Selker and Wood continue:
To allow scientists — and their institutions, which receive the support for the conduct of research — to be punished for the publication of work that is not approved by this entity is essentially to cede authority over the dissemination of government-funded research to a body that is at least partially controlled by persons with a potential commercial interest in its outcome. This move would be a major retrograde step that would both inhibit the conduct of CER and call its integrity into question. In addition, because researchers and their institutions will seek to avoid such punishment, this provision is likely to result in prolonged arguments, taking place out of public view, regarding which data are acceptable to publish, thereby impeding and delaying publication.
I don’t really know anything about the details here–this was just something sent to me by email–but I’m inclined to agree that this kind of gag order can’t be a good idea.

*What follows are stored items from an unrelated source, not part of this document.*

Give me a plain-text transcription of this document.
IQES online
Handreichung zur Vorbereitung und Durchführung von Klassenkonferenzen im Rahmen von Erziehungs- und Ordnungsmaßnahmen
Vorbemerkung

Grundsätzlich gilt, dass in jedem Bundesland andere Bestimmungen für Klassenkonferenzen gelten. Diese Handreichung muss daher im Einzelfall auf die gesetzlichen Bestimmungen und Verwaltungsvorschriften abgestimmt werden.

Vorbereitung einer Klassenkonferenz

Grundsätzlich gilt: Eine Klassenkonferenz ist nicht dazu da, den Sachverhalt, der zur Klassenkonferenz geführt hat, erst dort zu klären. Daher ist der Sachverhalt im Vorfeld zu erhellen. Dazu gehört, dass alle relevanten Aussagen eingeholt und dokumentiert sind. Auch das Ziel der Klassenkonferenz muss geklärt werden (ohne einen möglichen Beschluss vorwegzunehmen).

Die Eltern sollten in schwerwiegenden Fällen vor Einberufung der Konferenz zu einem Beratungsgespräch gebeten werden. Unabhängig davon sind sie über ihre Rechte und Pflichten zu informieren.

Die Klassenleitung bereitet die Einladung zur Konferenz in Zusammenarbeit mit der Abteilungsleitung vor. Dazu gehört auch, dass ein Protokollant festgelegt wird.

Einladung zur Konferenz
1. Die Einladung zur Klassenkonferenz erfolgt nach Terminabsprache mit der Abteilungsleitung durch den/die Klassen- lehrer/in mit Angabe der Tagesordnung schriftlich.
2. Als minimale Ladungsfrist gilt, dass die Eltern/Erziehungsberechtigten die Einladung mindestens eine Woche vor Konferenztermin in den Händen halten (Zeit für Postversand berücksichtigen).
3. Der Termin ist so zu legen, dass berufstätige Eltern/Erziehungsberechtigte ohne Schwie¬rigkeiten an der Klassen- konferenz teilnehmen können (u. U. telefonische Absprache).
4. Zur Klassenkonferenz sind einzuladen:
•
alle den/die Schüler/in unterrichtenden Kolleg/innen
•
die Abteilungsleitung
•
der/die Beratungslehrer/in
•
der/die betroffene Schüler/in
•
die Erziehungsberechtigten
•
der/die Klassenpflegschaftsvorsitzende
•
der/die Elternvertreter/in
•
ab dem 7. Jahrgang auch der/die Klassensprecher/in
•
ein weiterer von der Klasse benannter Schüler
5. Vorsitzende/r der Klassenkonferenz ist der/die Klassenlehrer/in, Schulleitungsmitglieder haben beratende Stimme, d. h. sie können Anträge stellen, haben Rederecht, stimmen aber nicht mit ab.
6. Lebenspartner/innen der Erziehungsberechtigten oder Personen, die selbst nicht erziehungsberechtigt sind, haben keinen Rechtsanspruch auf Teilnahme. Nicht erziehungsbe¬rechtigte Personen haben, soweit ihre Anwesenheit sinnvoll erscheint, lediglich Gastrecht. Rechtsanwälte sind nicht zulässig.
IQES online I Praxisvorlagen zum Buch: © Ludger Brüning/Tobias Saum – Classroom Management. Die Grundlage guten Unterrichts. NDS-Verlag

If any of you know more about this, feel free to comment and educate me on this.
P.S. The second author of this article works for Symphony Capital, a New-York based company that describes itself as a “private equity firm dedicated to collaborating with leading innovative biopharmaceutical companies, helping them capture more of the value in their most important clinical development programs.” I don’t know where that puts them on any conflict-of-interest scale. (As a sometime consultant myself, I certainly wouldn’t say that working for a private investment firm should automatically disqualify someone from opining on these topics.
P.P.S. The answer is no. The offending language is no longer in the bill (perhaps in response to Selker and Wood’s article).
P.P.P.S. Somebody checked again, and the offending language is still there!